I’m embarrassed by how long it has taken to acknowledge this Leibster Blog Award. Earlier in January, Linda at May and September tagged me, and I’ve been procrastinating as usual.

I’m delighted that Linda tagged me with this award, and I hope no one is offended that my very first move is to ignore a major technical point. The award is meant for blogs with less than 200 followers, which means I probably should disqualify myself. Instead, I’m going to hide in the irises and pretend no one will notice…

Sunshine Jan 29

Here are the other rules (I am planning to break more of them…):

1. Each person must post 11 things about themselves. 
2. Answer the questions that the tagger set for you, plus create 11 questions for the people you’ve tagged to answer.
3. Choose 11 people to receive the award and link them in your post.
4. Go to their page and tell them.
5. No tag backs!

My prolonged delay isn’t completely due to procrastination.
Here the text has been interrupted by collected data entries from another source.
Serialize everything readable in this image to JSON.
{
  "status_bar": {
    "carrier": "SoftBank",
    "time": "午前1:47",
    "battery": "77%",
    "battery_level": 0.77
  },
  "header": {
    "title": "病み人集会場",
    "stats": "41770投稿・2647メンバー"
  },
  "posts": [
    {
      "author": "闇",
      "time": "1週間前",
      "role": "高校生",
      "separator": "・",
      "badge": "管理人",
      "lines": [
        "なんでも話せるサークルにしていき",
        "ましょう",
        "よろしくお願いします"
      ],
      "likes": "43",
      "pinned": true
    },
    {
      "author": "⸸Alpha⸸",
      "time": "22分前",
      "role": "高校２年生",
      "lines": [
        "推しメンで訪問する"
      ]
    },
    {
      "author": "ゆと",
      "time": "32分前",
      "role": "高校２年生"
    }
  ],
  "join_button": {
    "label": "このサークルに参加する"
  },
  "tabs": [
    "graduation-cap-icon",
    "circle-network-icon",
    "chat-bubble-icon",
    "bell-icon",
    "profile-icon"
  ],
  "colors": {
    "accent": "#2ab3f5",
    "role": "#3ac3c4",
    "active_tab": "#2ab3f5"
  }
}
I’ve begun this post a number of times, but each time I stumbled over the first task. I couldn’t think of eleven things to say about myself! Which is exactly where I should start…

  1. I have trouble describing myself because I feel that I don’t know myself very well.
  2. I am the youngest of five children, but I dislike being called “the baby.”
  3. I was born in Alabama but have no memory of living there. We moved to Tennessee when I was three.
  4. My parents separated while I was in junior high, and my father died while I was in high school.
  5. I didn’t take Driver’s Education in high school (I can’t remember why), and Mother refused to teach me to drive. When I graduated without license or job, I emptied my bank account ($600) and bought a mustard yellow Dodge Omni. My sister’s boyfriend was a mechanic, and he helped find the car. Then my other sister taught me to drive.
  6. I am convinced, due to personal experience, that wasps are attracted to the color yellow. Whenever I left my Omni’s windows down during the summer, it became rather dangerous to drive.
  7. Two years after I bought it, the Omni wheezed through its last mile. My next car was a silver five-speed Toyota Tercel, which I got for $2300. I taught myself to shift gears by lurching up and down our sloped gravel drive. Both of my sisters declined to ride along during this phase.
  8. I lived at home during my college years. I also had two jobs (sometimes three).
  9. My undergraduate studies concentrated on biology and ecology. I dreamed of doing field research, even though I suspected my attention span was too short to get me through a PhD program. I was right.
  10. I was the last of my siblings to leave home, and I felt guilty for being the one who left Mother alone. Our relationship had been fragile for years, frayed by stress and growing resentments. After I moved out, the bond between us snapped and didn’t heal for nearly a decade.
  11. When the bond did heal, it healed stronger and different than what we had known before. We were friends, instead of mother and daughter, and the new relationship felt healthier and more natural than our earlier, forced connection.

Sunshine Jan 29

Now, for Linda’s eleven questions:

1. If someone commissioned you to live in another country for six months and blog about it, where would you go and why?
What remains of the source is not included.